Major Leagues: Smoltz comeback ends quickly
By Paul Newberry
ATLANTA ó John Smoltz knew the pain was too intense to keep pitching this season.
Now, the Atlanta Braves right-hander hopes to add one more comeback to his remarkable career.
Smoltz will undergo season-ending surgery on his ailing right shoulder next week, but the 41-year-old is not ready to concede his next move is retirement.
“I’ve pulled off a lot of miracles,” Smoltz said Wednesday at a hastily called news conference before the Braves’ game against the Florida Marlins. “I probably shouldn’t have played this long. I’m looking forward to seeing if I can extend it.”

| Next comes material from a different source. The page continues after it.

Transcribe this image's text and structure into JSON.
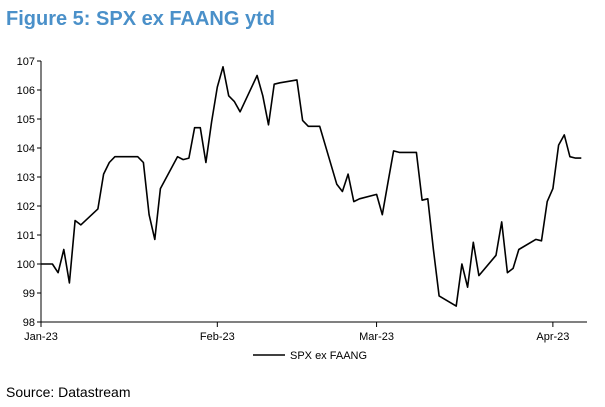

The only pitcher in baseball history with 200 wins and 150 saves already has returned from four operations on his elbow, but it’s highly improbable for someone his age to come back from a major procedure. No wonder the news conference took on the tenor of a retirement announcement.
“This is a sad day for us in many ways,” general manager Frank Wren said. “We don’t know the outcome of the surgery, whether it will allow him to come back and pitch or just allow him to go on with his life.”
Still, Smoltz has defied the odds before.
“It wouldn’t surprise me if he came back as a left-handed pitcher,” said Florida manager Fredi Gonzalez, a former Braves coach.
Smoltz’s shoulder began hurting nearly a year ago during a start in Milwaukee. He’s been on the disabled list three times since then and tried all sorts of radical solutions to cope with the pain.
He came up with a new routine at spring training, spending most of his time on the back fields pitching against minor leaguers. When the discomfort persisted through his first five starts, he decided to return to the closer role he held from 2001-04, believing that fewer innings would help him get through the season.
But one inning against the Marlins on Monday night convinced him that it was futile to continue.
“I certainly was prepared for it. I never had two days in a row where I felt good,” Smoltz said. “I realized it the next day. Actually, I realized an hour afterward that the pain was just too great and I couldn’t continue.”
Initially diagnosed with severe inflammation, Smoltz isn’t sure what the real problem is. He’ll put his future in the hands of Dr. James Andrews, the sports surgeon who’ll perform the arthroscopic procedure in Birmingham, Ala.
“We won’t know until they get in there,” Smoltz said. “I’m sure when I wake up, the first question I’ll ask is, ‘What did you find?’ I’ll have no problem with whatever they tell me.”
If nothing else, he’s hoping for a better quality of life. Smoltz said it’s been difficult to sleep, play with his children or just do ordinary chores around the house because of his aching shoulder.
“We’re talking about enjoying life a little bit more than I’ve been able to enjoy it,” he said. “It’s very difficult. A shoulder is like a lower back problem; it puts you in a pretty bad mood. You use your shoulder for everything.”